I don't see that the argument holds up that there is any absolute Evil in Middle Earth, either. And Absolute good doesn't plan a foreground role either. Power corrupts, the universe is flawed or imperfect and there's certainly evil, but there's a great deal of real and satisfying ambiguity. I know Tolkien was struggling to write proper Christian magical tales, but the pagan influence leaks through in a satisfying way.

I have a great love of the Narnia books, and that movie made me feel dead inside. Also annoyed, because I had a perfectly good set of Lord of the Rings DVDs at home, and it would have been cheaper to watch them.

That's funny, because another review I read recently had a very similar content. I also read Prince Caspian for the first time earlier this month, and it read very similar to the Lord of the Rings books - the ents/dryads and the water spirit wiping away the enemies/bridge, and the helpful older magician/teacher. It probably wasn't helped by the fact that Tolkien and Lewis were good friends, and the books were written at roughly the same time.

It's not a battle between absolute evil versus absolute good. Rather it's a battle between ruthless pragmatism versus ineffectual idealism.

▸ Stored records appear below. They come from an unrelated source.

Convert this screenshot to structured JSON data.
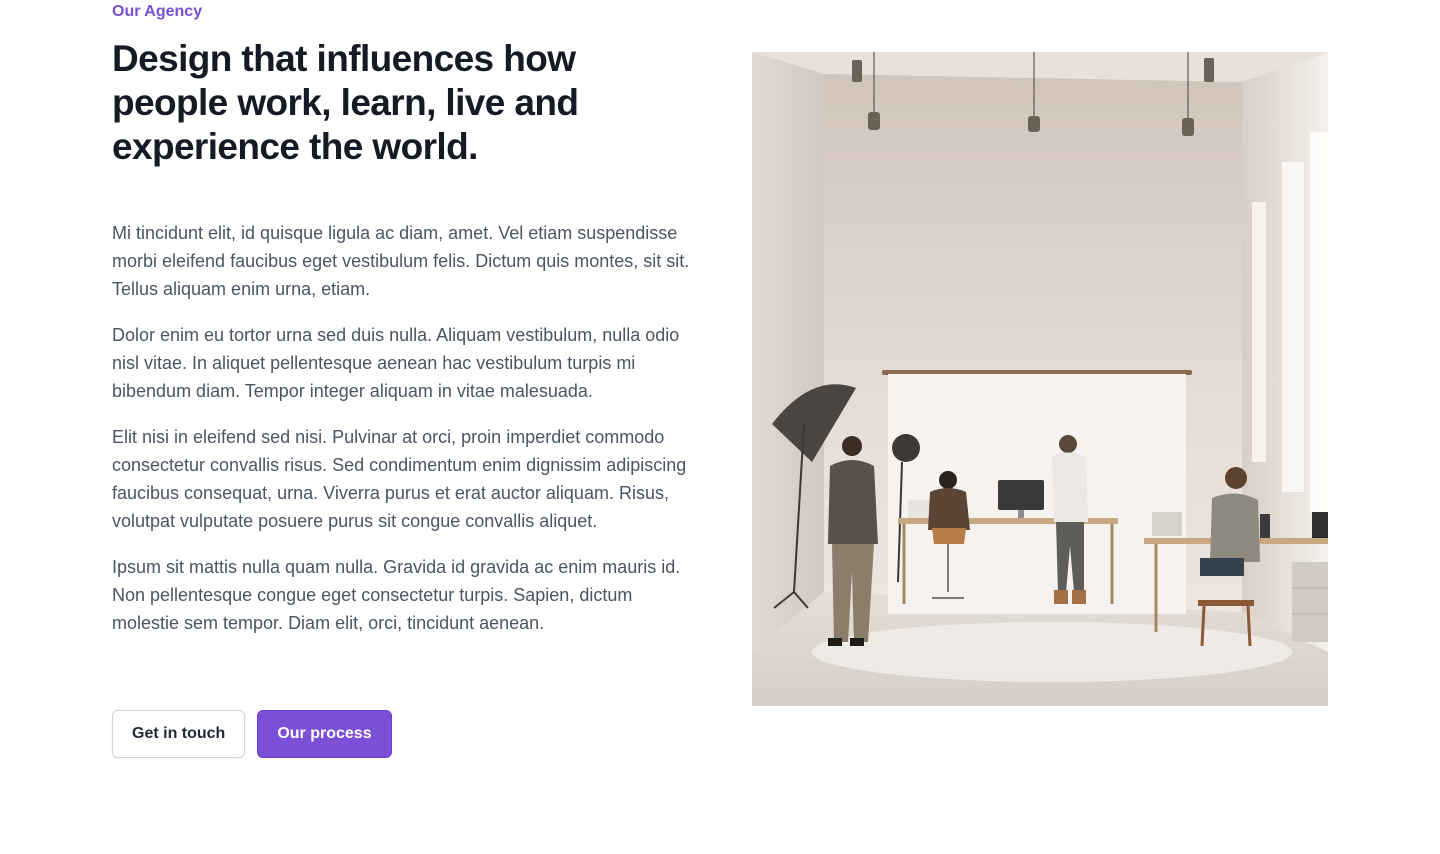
{
  "eyebrow": "Our Agency",
  "headline": "Design that influences how people work, learn, live and experience the world.",
  "paragraphs": [
    "Mi tincidunt elit, id quisque ligula ac diam, amet. Vel etiam suspendisse morbi eleifend faucibus eget vestibulum felis. Dictum quis montes, sit sit. Tellus aliquam enim urna, etiam.",
    "Dolor enim eu tortor urna sed duis nulla. Aliquam vestibulum, nulla odio nisl vitae. In aliquet pellentesque aenean hac vestibulum turpis mi bibendum diam. Tempor integer aliquam in vitae malesuada.",
    "Elit nisi in eleifend sed nisi. Pulvinar at orci, proin imperdiet commodo consectetur convallis risus. Sed condimentum enim dignissim adipiscing faucibus consequat, urna. Viverra purus et erat auctor aliquam. Risus, volutpat vulputate posuere purus sit congue convallis aliquet.",
    "Ipsum sit mattis nulla quam nulla. Gravida id gravida ac enim mauris id. Non pellentesque congue eget consectetur turpis. Sapien, dictum molestie sem tempor. Diam elit, orci, tincidunt aenean."
  ],
  "buttons": {
    "secondary_label": "Get in touch",
    "primary_label": "Our process"
  },
  "colors": {
    "accent": "#7b4fd6",
    "eyebrow": "#7a4fd1",
    "heading": "#161a24",
    "body_text": "#4b5563"
  }
}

Was this different in the movie? I don't recall Miraz being particularly pragmatic, either. It's one thing to say "those things are fantasy elements, not real" in our world, but in his own world he was a flat-earther.

One could argue that it was fear-based realism versus hope-based idealism much better. This was best reflected (in the book) when Aslan offered to send the defeated enemy back to their home - and assumed (as is common today) that it was a trick, even though it wasn't. The kids, on the other hand, kept trusting that Aslan would have a plan, he'd know what to do, etc, and he did. That seems to be a pretty clear message of putting faith in Good.

But-- I always liked the Last Battle most of all, because Susan was shut out from Narnia, or the new Narnia or whatever it really was, for being preoccupied with lipstick and nylons

Oh, dear.

And it's not even Thursday yet.

“How is this a bad thing? Oh no, can't have moral nuance in a fantasy story!”

I don't think that's what the reviewer is getting at. It's fine to have moral nuance, but you have to make the audience care. A slasher movie where you desperately want the protagonist to just run, run as fast as she can and get away before it's too late - well, that works, despite being less nuanced than a knife in the back. If you can make a movie that's just as riveting, and get some more subtle stuff in there (maybe our protagonist was somehow responsible for loosing the mad axe murderer, and is torn between the urge for self preservation and a feeling that she deserves to die) that's great. But first you must make the audience care enough to pay attention.

In fact that reviewer is lamenting the lack of nuance. They compare this movie to The Golden Compass and say that both strip out so much material to get the story onto film that you're left with nothing but the battle sequences. That's an exaggeration of course, Golden Compass remains a lot closer to the original story than many other adaptations Hollywood has seen fit to distribute, such as V for Vendetta (the reveal for "He'll rue his promiscuity / The rogue who stole my only love" is perfect for the screen and puts the whole story in a different light, but the Wachowski brothers elide it in favor of their own stilted dialog and some nonsense about biological weapons or something). But it's still a damning accusation. You could call a story where some kids travel to a fantasy land and hit people with swords anything you like, Prince Caspian should be a lot more than that, and if this review is anything to go by, it isn't.

"one of the weird things about Mormonism that I dislike is that they do communion with bread and water instead of with wine. Grape juice is already bad enough"

I once went to a church that used WHITE grape juice for communion. Everytime they passed it around, all I could think of was the pus of Christ.